Dari sofa di seberang ruangan, Althaf terkekeh melihat pemandangan itu. Ia menghirup kopi paginya dengan santai.
“Gilbert, kau adalah Paman terbaik di dunia. Tapi aku serius, kau harusnya mencari istri. Jangan sampai kau menjadi paman saja selamanya, sementara wajahmu dihias oleh keponakanmu,” sindir Althaf, masih geli melihat lipstik shocking pink di bibir Gilbert.
Gilbert membuka satu mata, memelototi Althaf. “Aku sibuk menjaga stabilitas perusahaanmu, Tuan Althaf, dan merawat anak-anakmu. Aku tidak punya waktu untuk drama asmara. Selain itu, Raina sudah menjadi wanita utama dalam hidupku,” jawab Gilbert, memeluk Raina dengan erat. Itu adalah salah satu cara untuk menghindari topik asmara.
“Bohong! Om Gilbert punya banyak tante yang menelepon! Bahkan kemarin ada yang menangis!” Samudra, putra sulung Althaf yang berusia tujuh tahun, menyela dari balik sofa, bangkit dan berlari menghampiri mereka.

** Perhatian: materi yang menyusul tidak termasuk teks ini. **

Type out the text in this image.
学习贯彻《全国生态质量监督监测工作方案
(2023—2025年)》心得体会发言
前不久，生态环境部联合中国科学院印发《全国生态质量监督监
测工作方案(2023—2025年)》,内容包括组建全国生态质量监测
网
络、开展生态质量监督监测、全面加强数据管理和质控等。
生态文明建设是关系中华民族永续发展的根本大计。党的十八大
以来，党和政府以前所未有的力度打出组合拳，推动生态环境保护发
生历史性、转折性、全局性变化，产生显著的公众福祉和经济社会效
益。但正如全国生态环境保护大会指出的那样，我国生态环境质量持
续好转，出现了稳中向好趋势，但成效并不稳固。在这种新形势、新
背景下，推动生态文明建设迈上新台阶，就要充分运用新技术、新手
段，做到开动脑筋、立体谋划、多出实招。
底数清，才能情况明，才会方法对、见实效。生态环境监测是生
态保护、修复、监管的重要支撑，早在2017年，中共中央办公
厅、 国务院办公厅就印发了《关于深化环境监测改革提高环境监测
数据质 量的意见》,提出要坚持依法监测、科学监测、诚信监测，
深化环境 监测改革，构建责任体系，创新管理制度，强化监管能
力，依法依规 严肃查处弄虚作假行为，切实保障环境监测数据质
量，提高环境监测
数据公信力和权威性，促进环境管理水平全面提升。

“Samudra!” Gilbert mendelik, wajahnya merah. Samudra memang anak yang terlalu jujur dan pengamat yang jeli.
Althaf tertawa terbahak-bahak. “Ternyata Ice King kita tidak sedingin itu, ya? Ada drama dan air mata. Menarik, menarik.”
Tiba-tiba, suara bel rumah yang elegan berbunyi.
Ting tong!
Pak Ma, kepala pelayan yang setia, segera berjalan ke pintu depan.

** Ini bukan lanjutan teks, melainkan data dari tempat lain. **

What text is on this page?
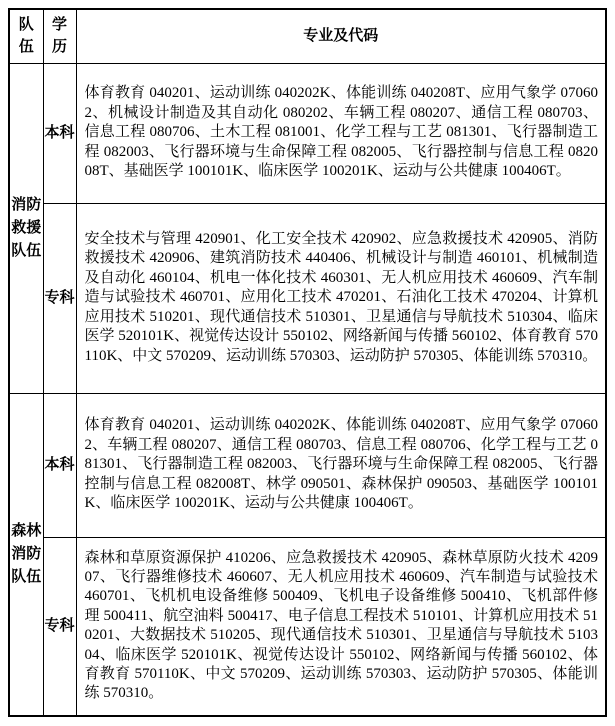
队伍	学历	专业及代码
消防救援队伍	本科	体育教育 040201、运动训练 040202K、体能训练 040208T、应用气象学 070602、机械设计制造及其自动化 080202、车辆工程 080207、通信工程 080703、信息工程 080706、土木工程 081001、化学工程与工艺 081301、飞行器制造工程 082003、飞行器环境与生命保障工程 082005、飞行器控制与信息工程 082008T、基础医学 100101K、临床医学 100201K、运动与公共健康 100406T。
	专科	安全技术与管理 420901、化工安全技术 420902、应急救援技术 420905、消防救援技术 420906、建筑消防技术 440406、机械设计与制造 460101、机械制造及自动化 460104、机电一体化技术 460301、无人机应用技术 460609、汽车制造与试验技术 460701、应用化工技术 470201、石油化工技术 470204、计算机应用技术 510201、现代通信技术 510301、卫星通信与导航技术 510304、临床医学 520101K、视觉传达设计 550102、网络新闻与传播 560102、体育教育 570110K、中文 570209、运动训练 570303、运动防护 570305、体能训练 570310。
森林消防队伍	本科	体育教育 040201、运动训练 040202K、体能训练 040208T、应用气象学 070602、车辆工程 080207、通信工程 080703、信息工程 080706、化学工程与工艺 081301、飞行器制造工程 082003、飞行器环境与生命保障工程 082005、飞行器控制与信息工程 082008T、林学 090501、森林保护 090503、基础医学 100101K、临床医学 100201K、运动与公共健康 100406T。
	专科	森林和草原资源保护 410206、应急救援技术 420905、森林草原防火技术 420907、飞行器维修技术 460607、无人机应用技术 460609、汽车制造与试验技术 460701、飞机机电设备维修 500409、飞机电子设备维修 500410、飞机部件修理 500411、航空油料 500417、电子信息工程技术 510101、计算机应用技术 510201、大数据技术 510205、现代通信技术 510301、卫星通信与导航技术 510304、临床医学 520101K、视觉传达设计 550102、网络新闻与传播 560102、体育教育 570110K、中文 570209、运动训练 570303、运动防护 570305、体能训练 570310。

“Biar aku yang lihat, Mama!” teriak Samudra, bersemangat. Ia adalah anak yang sangat ingin tahu. Ia berlari kencang mendahului Pak Ma.
Beberapa detik kemudian, Samudra kembali ke ruang keluarga. Ia berlari kencang, berhenti tepat di depan Gilbert yang masih berjuang melepaskan jepit rambut dari poninya. Napasnya terengah-engah, menandakan ada sesuatu yang penting.
“Om Giiii!” panggil Samudra dengan suara keras dan polos.
“Ada apa, Samudra? Apakah itu Paman Zaldo?” tanya Gilbert, mengernyitkan dahi.
Samudra menunjuk ke pintu depan dengan jempolnya, wajahnya sangat serius dan penuh rasa ingin tahu.
“Di depan ada Tante cantik, Om,” lapor Samudra. Nada suaranya penuh kekaguman.
Althaf dan Alena saling pandang. Siapa yang datang hari Sabtu pagi tanpa pemberitahuan?
Samudra melanjutkan kalimatnya dengan intonasi yang begitu polos, tetapi efeknya seperti ledakan bom di ruang keluarga itu.
“Katanya… katanya Om sudah membuatnya hamil.”